The Creatives: Event coordinator Jaimée Brooks explores the unexpected
Hometown: Baton Rouge
Artistry: Event coordinator, Knock Knock Children’s Museum; Owner, Twenty-four 25 Productions
Partying hard can be a lot of work.
“You don’t want to really see me during the party,” says Jaimée Brooks—pronounced Jam-may—only half-joking about the constant dedication it takes to plan and execute a successful large-scale event. “Most likely I’m sweating, hanging from the rafters, probably with wire in my mouth.”
But there is always a moment of relative calm when Brooks can step back, become a fly on the wall, and people-watch. It’s all worth it when she sees guests revel and reconnect and enjoy all the little details and delicacies she has made happen.
Since opening to much fanfare in the summer of 2017, Knock Knock Children’s Museum has hosted dozens of events for kids and adults alike, fundraisers and fun-raisers—yes, even during a pandemic Knock Knock will deliver an at-home party kit to your door—and Brooks has been the inventive and tireless coordinator behind them all.
For her, the focus must remain on the mile-high picture and the microscopic details simultaneously. But whether she’s taking a concept handed to her by Knock Knock’s enthusiastic board and running with it, or conceiving her own idea from top to bottom, Brooks finds fulfillment in pushing an idea into fresh, even surprising, directions.
“I always try to make things that explore a theme, but not in the most expected way,” the Baton Rouge native says. “The idea is always to make something cooler than it has to be. I like things that are different from the norm. Sometimes I think, ‘Is this too much for BR?’ but then I just do it.”

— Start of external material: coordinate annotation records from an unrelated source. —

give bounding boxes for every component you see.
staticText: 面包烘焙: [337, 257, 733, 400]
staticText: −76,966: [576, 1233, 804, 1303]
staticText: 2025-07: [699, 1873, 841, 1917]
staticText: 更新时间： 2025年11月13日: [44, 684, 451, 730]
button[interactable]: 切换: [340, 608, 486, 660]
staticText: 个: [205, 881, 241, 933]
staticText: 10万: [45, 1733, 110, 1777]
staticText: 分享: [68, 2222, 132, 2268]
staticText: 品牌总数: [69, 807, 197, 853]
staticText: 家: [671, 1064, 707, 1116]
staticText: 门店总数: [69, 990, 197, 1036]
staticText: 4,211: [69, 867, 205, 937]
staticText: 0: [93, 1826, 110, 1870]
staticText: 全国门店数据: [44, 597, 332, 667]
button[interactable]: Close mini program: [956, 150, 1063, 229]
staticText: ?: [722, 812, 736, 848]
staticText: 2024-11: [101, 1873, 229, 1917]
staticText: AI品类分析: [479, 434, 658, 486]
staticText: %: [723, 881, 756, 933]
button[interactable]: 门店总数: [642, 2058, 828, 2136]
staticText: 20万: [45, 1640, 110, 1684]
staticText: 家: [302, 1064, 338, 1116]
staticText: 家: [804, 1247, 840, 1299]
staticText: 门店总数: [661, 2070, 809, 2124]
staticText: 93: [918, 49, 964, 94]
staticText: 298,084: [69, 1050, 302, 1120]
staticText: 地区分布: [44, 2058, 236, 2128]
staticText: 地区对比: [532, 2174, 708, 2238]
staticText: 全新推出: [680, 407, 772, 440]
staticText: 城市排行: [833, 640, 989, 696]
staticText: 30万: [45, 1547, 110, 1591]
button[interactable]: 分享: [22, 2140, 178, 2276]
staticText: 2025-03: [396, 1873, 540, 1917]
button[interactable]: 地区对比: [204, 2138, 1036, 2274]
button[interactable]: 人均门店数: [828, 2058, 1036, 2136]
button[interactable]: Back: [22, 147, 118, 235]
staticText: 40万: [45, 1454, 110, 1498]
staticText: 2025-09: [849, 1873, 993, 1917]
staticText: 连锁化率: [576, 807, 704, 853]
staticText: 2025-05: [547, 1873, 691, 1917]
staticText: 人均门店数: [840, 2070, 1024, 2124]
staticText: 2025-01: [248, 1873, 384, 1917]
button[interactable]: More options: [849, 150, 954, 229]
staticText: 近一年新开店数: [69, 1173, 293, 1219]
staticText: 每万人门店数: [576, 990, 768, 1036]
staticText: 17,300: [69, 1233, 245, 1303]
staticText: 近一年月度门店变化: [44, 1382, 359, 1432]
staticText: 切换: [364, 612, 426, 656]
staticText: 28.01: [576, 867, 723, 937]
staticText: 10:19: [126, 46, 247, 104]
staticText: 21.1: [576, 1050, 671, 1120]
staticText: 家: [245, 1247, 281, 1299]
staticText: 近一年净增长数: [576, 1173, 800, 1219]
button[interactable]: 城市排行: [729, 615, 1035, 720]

Brooks studied advertising and art at LSU, then earned a master’s degree in education and counseling from Loyola, but all along she was throwing events, first fashion shows and eventually galas and black-tie fundraisers.
“Events are about having a vision and seeing it through,” Brooks says. “It’s about the work as much as it is about the creative concept.”
Now a mother to a young daughter and married to Baton Rouge Blues Festival organizer Chris Brooks, she’s a visual thinker who feels most creative when she’s relaxed. Vintage furniture and throwback home design inspires her daily, she says, while sitting cross-legged enveloped in a calico spread of eye-popping pillows, a fireplace and mantel she painted black towering behind her. Inspired by her daughter and the young, energetic faces she interacts with at the museum, her goal is to one day illustrate a children’s book.
“No one should think that creativity is in a box,” Brooks says. “Creativity is in anything you do.”